Earnings and price correlated F.A.S.T. Graphs™
The price and earnings correlated F.A.S.T. Graphs™ on Washington REIT illustrates the importance of dividends over reported earnings regarding Real Estate Investment Trusts (REITs). Even though reported earnings steadily fell from 2001 all the way into the great recession of 2008, stock prices continued rising. However, they did finally give way to recessionary pressures towards the end of 2008 through and into the first quarter of 2009.

F.A.S.T. Graphs™ Price, Dividends and Funds From Operations [FFO]
From the F.A.S.T. Graphs™ below we clearly see that stock price correlates more to Funds From Operations [FFO] than reported earnings. Since the dividend component is so important to investors in REITs, this should not be a surprise.
The performance results associated with the above F.A.S.T. Graphs™ show that Washington REITs’ steady operating results produced the strongest capital appreciation of the three REITs covered in this article. Furthermore, the same steady operating performance enabled them to modestly grow their dividend. Consequently, their shareholders were able to enjoy a good balance between growth and income.
Summary and Conclusions
We hope that this analysis provided some deeper insights into the world of investing in Real Estate Investment Trusts [REITs]. There are many benefits to investing in this asset class in addition to the obvious high dividend yield that most REITs offer. One of the most important is diversification into attractive real estate opportunities that are often beyond the wherewithal of most individual investors. Simply stated, REITs are stocks that typically invest in real estate. Therefore, you could look at REITs as liquid real estate.
Liquidity, however, could also be looked at as a two-edge sword. Because real estate is typically associated with the lack of liquidity, it often gives the illusion of being less volatile than other equities. But since legislation by Congress created REITs in 1960, that all changed. As you can see by the price action on the F.A.S.T. Graphs™ above, the stock prices of REITs can be quite volatile at times.
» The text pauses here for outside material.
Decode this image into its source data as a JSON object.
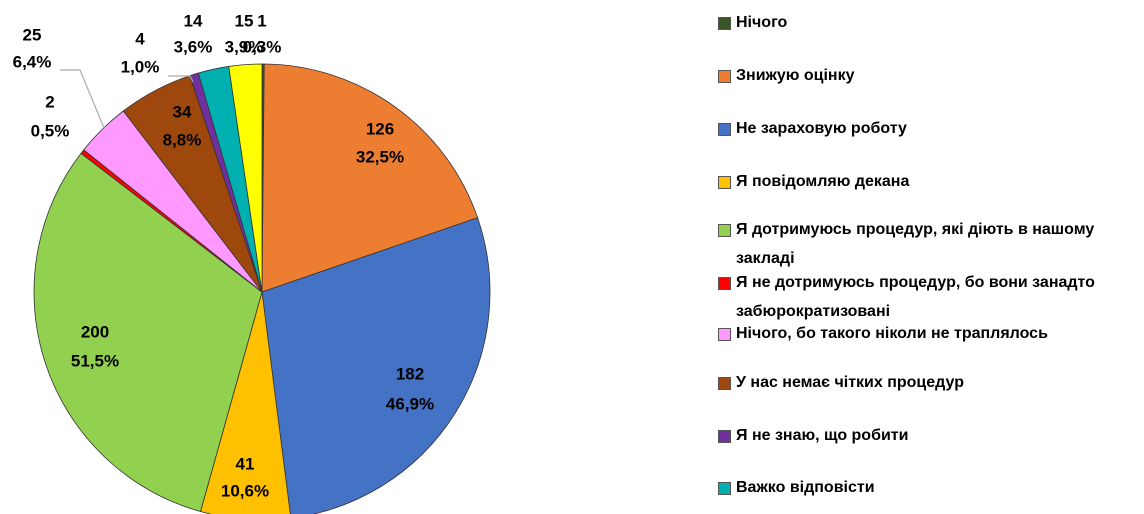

And, like stocks that represent operating businesses, the fortunes of REITs are directly tied to the cash flows they are capable of generating for their shareholders (typically depicted as Funds From Operations, FFO).
Most importantly, we hope that this report encourages investors to look beyond the glitter of a high dividend yield alone. What appears extremely attractive at first glance may not stand up to closer scrutiny. On the other hand, the high yield offered by some REITs, may represent an incredible opportunity for both growth and high income. These decisions need to be made on a case-by-case basis, because not all dividend yields are the same, nor are all Real Estate Investment Trusts [REITs]. But given today's low interest rate market, Real Estate Investment Trusts [REITs] appeared to be an asset class worth evaluating more fully.

Disclosure: I have no positions in any stocks mentioned, and no plans to initiate any positions within the next 72 hours.